Union-Based SQL Injection

At this point we have a PoC for blind SQL injection, but we don't have to stop there. Coming back to the single quotes, we can get around this filter by expressing strings differently. PostgreSQL allows you to use two dollar-signs to mark the start and end-points of a string for better readability, and we can use this to get around the RegEx pattern matching single quotes and develop a PoC payload for union-based SQL injection.

So we would want to try the payload ' union select '1','2','3'--, but after replacing spaces and single quotes it would look like: '/**/union/**/select/**/$$1$$,$$2$$,$$3$$--. After submitting this we get an "Invalid Search Query" error. Taking a look at the PostgreSQL logs (which we previously enabled) we can see that the statement failed because the first and second selects have a different number of columns.
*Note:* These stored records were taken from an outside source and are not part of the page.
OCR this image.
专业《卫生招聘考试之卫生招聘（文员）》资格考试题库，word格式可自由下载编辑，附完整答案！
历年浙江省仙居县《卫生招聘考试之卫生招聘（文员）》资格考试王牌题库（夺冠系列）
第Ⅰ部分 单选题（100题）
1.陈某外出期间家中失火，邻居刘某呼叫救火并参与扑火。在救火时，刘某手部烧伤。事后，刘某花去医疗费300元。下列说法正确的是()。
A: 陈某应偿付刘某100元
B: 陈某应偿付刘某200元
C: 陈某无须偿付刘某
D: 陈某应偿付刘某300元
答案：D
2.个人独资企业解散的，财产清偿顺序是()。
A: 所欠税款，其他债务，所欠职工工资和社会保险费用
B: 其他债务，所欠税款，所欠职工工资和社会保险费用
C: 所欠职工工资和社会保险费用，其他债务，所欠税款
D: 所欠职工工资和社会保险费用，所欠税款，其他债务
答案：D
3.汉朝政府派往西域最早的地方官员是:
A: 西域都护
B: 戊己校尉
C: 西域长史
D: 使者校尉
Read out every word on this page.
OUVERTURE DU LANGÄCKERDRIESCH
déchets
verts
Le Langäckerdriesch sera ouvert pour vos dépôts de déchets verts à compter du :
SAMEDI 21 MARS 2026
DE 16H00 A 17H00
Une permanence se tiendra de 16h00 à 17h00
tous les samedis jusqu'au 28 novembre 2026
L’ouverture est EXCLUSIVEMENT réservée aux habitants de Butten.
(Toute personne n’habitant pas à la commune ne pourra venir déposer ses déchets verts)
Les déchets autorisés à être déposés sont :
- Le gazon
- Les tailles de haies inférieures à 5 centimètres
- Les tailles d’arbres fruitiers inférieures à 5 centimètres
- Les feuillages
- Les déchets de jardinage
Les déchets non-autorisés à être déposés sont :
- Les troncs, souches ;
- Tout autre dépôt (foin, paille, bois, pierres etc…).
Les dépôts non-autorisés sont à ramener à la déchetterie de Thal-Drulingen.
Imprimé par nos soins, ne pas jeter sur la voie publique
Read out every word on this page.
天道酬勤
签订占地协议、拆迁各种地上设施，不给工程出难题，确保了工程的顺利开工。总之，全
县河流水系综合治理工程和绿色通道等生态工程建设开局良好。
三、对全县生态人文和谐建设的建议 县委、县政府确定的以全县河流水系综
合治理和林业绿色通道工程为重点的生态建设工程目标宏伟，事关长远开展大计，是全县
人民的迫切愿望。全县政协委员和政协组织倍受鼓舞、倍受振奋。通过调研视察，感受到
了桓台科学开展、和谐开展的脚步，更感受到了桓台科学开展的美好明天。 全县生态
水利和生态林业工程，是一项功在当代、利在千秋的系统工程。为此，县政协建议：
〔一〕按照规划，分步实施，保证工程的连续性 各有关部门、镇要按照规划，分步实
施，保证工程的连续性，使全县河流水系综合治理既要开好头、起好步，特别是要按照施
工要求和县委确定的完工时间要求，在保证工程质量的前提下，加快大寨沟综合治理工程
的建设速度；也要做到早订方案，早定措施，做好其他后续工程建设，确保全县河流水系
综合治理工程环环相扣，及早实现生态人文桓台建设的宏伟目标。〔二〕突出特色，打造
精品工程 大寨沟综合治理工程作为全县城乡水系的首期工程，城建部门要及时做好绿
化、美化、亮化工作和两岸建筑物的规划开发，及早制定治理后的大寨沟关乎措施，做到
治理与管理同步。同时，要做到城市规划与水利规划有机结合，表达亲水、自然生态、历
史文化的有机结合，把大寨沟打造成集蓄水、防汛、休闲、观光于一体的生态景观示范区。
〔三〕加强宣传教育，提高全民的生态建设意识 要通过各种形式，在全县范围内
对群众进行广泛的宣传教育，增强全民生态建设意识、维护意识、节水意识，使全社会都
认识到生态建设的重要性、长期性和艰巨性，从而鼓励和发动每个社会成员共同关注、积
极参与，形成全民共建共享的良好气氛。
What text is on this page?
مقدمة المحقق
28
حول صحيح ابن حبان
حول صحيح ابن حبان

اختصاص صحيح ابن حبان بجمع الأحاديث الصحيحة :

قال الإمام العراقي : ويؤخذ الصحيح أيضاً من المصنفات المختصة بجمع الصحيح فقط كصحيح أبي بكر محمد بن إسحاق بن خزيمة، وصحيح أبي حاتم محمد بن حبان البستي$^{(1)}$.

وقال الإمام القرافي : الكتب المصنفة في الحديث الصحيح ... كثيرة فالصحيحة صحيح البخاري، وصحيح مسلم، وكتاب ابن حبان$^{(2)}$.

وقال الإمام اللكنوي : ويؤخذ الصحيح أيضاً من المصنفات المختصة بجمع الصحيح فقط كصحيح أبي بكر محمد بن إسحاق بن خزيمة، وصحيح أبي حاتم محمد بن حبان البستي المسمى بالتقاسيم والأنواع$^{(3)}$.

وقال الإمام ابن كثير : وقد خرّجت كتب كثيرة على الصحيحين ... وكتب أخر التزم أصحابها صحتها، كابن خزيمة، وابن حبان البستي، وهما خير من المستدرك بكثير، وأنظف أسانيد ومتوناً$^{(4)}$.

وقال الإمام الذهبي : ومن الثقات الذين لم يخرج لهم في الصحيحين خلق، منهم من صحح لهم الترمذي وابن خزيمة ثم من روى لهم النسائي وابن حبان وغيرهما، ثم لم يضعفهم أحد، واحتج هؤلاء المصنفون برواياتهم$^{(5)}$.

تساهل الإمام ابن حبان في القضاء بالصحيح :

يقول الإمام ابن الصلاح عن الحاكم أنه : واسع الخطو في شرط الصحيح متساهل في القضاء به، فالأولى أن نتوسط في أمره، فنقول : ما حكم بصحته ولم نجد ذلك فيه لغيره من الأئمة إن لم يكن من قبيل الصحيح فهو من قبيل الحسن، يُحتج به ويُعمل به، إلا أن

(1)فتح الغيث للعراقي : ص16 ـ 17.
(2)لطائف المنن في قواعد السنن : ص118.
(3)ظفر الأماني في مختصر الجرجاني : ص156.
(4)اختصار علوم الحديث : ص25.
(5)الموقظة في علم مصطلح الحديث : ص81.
[!bash!]$ tail /opt/bluebird/pg_log/postgresql-2023-02-15_052440.log
<SNIP>
2023-02-15 06:27:18.389 EST [14374] bbuser@bluebird ERROR:  each UNION query must have the same number of columns at character 67
2023-02-15 06:27:18.389 EST [14374] bbuser@bluebird STATEMENT:  SELECT * FROM users WHERE username LIKE '%'/**/union/**/select/**/$$1$$,$$2$$,$$3$$--%'
<SNIP>

We can check the code to find the correct number of columns, or we can simply keep adding one until we succeed. Either way, the correct number of columns is 6 and so once we try the payload '/**/union/**/select/**/$$1$$,$$2$$,$$3$$,$$4$$,$$5$$,$$6$$-- we should see that the union-based SQL injection was successful!

Comparative Precomputation (Blind SQLi)

Although we already proved that union-based SQL injection is possible in this specific case, let's pretend that we were restricted to blind SQL injection for a moment. Using typical algorithms to dump characters from the database, 7 requests are required per character on average (e.g. the bisection algorithm that sqlmap uses). In some cases however, it may be possible to (blindly) dump 1 or more characters per request.

Take the following payload for example:

' AND id=(SELECT ASCII(SUBSTRING(password,1,1)) FROM users WHERE username='itsmaria')--

It will only match one user, and that is the user whose id equals the ascii value of the first character of itsmaria's password. If we swap out the spaces and single quotes to bypass the character filters, our payload will look like this:

'/**/AND/**/id=(SELECT/**/ASCII(SUBSTRING(password,1,1))/**/FROM/**/users/**/WHERE/**/username=$$itsmaria$$)--

If we try it out, we should see the user with ID 36 appear, which corresponds to the character $. This is expected, since the password hashes are stored as bcrypt hashes which have the format $2b$12$..., so we now have a blind SQL injection PoC which can dump one character per request.

Challenge

As an extra challenge, write a simple Python script which automatically encodes payloads for you. A further step could be that it also sends the query and returns the output.